Le Roi Lear

2015
Mise en scène :
Hervé Loichemol
Texte :
William Shakespeare

La plupart des critiques insistent en préambule sur le sommet que Le Roi Lear représente dans la carrière d’un metteur en scène ? Hervé Loichemol ne les dément pas, répétant sa timidité face à « la plus grande pièce que j’ai jamais montée ».

De ce trouble originel, décuplé par le souvenir de l’extraordinaire mise en scène de Giorgio Strehler de 1974, proviennent peut-être la retenue, la lecture d’une folie qui reste trop raisonnable, « avec au final l’impression d’un rendez-vous raté ou d’une aimable conversation qui peinerait à sortir des sentiers battus. »

« Tout ceci finit dans un bain de sang et de poison, c’est réjouissant ! »

« Cette histoire, je vous l’assure, n’a pas pris une ride. Avec Hamlet et Richard III, King Lear fait partie des pièces politiques du dramaturge anglais. Sa noirceur, sa profondeur, sa folie, ses rebondissements, ses complots et surtout ses meurtres tous abjects en font un récit qui fait presque passer la série TV Le trône de fer pour une aimable fable de courtisans ou un conte.»

Thierry Sartoretti

Mort de Régane, empoisonnée par sa sœur Goneril par amour pour Edmond Gloucester

Mort d’Emond Gloucester, bâtard du comte de Gloucester, tué en duel par Edgar, fils légitime du comte


 

Mort du comte de Gloucester, suicide de Goneril

Mort du Roi Lear, le cœur brisé par l’assassinat de Cordelia, que sa sœur Goneril a ordonné

Tenter son Himalaya

Au tour donc d’Hervé Loichemol d’empoigner la tragédie de Shakespeare.
« C'est un rêve et une angoisse terrible, » confiait-il au mois de juin passé lors de sa présentation de saison.

Et de préciser illico que le plateau résonne encore de l’éblouissante mise en scène de Giorgio Strehler, accueillie en 1974.
Un choc fondateur : « c’est la première fois que je venais à Genève et la première fois que je venais à la Comédie… J’étais rentré dans ce théâtre d’une certaine façon et j’en suis sorti totalement bouleversé, modifié, je n’avais jamais vu ça. » 

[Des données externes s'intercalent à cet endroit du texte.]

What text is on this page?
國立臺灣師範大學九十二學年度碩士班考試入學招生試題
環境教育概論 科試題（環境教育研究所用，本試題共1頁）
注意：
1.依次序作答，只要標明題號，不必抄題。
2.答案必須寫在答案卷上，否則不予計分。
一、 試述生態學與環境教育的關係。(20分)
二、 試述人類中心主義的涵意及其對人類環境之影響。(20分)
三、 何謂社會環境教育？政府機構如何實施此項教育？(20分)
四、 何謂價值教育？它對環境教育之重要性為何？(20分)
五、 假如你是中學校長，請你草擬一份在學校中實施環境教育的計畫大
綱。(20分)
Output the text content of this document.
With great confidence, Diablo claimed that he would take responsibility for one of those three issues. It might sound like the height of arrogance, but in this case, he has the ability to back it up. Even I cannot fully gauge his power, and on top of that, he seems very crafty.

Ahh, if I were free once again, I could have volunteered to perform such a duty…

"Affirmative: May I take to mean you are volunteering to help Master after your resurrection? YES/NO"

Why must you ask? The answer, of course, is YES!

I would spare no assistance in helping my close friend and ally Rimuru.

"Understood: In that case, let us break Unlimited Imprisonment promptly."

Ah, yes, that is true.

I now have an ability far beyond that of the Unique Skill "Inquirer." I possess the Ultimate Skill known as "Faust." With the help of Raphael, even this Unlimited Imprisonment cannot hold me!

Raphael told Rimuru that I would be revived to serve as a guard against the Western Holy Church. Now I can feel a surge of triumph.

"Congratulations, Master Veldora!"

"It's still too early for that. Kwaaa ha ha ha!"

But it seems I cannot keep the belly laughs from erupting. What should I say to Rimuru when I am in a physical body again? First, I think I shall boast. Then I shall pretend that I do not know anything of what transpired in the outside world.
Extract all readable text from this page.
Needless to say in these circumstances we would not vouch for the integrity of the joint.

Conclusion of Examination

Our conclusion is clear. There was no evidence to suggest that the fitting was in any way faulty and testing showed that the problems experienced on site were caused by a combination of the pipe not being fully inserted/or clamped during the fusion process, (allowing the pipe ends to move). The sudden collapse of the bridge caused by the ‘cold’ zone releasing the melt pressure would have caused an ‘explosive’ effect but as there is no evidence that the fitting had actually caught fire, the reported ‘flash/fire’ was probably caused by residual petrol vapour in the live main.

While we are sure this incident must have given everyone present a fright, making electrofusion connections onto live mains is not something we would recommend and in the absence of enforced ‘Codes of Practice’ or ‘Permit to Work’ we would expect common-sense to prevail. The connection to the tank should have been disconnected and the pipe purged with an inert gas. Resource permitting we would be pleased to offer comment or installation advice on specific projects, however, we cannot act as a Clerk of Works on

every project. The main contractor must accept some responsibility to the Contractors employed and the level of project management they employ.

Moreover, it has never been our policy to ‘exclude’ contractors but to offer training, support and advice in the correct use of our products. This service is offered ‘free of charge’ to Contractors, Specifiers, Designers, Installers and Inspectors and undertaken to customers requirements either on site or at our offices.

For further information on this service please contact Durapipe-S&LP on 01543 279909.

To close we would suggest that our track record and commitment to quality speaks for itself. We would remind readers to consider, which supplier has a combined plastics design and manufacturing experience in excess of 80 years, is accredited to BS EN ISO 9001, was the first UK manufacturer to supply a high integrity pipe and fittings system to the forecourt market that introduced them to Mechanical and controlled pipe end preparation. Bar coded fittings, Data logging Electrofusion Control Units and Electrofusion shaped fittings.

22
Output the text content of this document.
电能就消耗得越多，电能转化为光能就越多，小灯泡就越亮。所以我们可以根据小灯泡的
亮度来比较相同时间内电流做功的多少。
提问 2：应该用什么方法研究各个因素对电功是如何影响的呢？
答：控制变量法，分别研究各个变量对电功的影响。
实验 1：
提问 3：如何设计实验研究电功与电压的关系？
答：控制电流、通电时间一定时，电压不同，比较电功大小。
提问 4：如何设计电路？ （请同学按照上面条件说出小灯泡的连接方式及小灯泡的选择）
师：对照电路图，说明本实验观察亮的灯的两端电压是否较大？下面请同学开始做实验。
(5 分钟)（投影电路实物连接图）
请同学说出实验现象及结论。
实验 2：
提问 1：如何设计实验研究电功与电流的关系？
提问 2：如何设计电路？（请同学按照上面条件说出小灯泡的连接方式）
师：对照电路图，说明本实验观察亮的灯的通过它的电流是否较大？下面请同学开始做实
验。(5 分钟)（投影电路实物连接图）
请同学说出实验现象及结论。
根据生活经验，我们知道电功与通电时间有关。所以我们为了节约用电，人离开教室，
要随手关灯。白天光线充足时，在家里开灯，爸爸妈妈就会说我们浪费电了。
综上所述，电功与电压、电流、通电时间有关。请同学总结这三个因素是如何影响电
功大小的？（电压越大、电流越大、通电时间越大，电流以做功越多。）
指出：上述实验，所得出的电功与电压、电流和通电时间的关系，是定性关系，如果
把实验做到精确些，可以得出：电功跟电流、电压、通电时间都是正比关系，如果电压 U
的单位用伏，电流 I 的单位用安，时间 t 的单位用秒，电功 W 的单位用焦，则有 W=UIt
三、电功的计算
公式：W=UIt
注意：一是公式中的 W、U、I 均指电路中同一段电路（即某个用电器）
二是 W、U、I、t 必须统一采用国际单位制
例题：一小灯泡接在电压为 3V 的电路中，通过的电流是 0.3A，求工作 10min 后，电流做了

Qualifiée de « chef-d’œuvre absolu », de « modèle indépassable », sa mise en scène a de quoi être intimidante. Mais pas paralysante. « Le désir est venu progressivement, non pas d’égaler ce chef-d’œuvre d’intelligence, de sensibilité, etc., mais de me confronter à cette pièce… J’ai failli le monter dans les années 80 avec André Steiger dans le rôle-titre et Anne Durand dans celui de Cordélia. »

Et de conclure : « c’est un challenge réellement enthousiasmant, c’est génial ! »

« J’avais le sentiment avant de commencer les répétitions, d’attaquer sinon l’Everest (peut-être que l’Everest c’est Hamlet) du moins l’Annapurna »

Hervé Loichemol

Il n'est pas le seul!

Ce même Roi Lear mis en scène par Strehler a engendré un autre « énorme choc » fondateur… éprouvé par Claude Stratz.

Notamment parce que « Strehler avait pris en compte les transformations que connaissait l’esthétique théâtrale et avait eu une réaction constructive après 1968 et le conflit de génération que l’on avait connu également au théâtre » confiait-il à Frank Fredenrich de Scènes Magazine, lors de sa prise de pouvoir en 1989.

 

Une mise en scène
la main sur le frein

Hervé Loichemol a beau proposer une lecture contemporaine convaincante, en évitant les pièges qu’il a identifiés (la reconstitution historique, le danger de vouloir à tout prix être original), sur scène, cela ne suit pas. 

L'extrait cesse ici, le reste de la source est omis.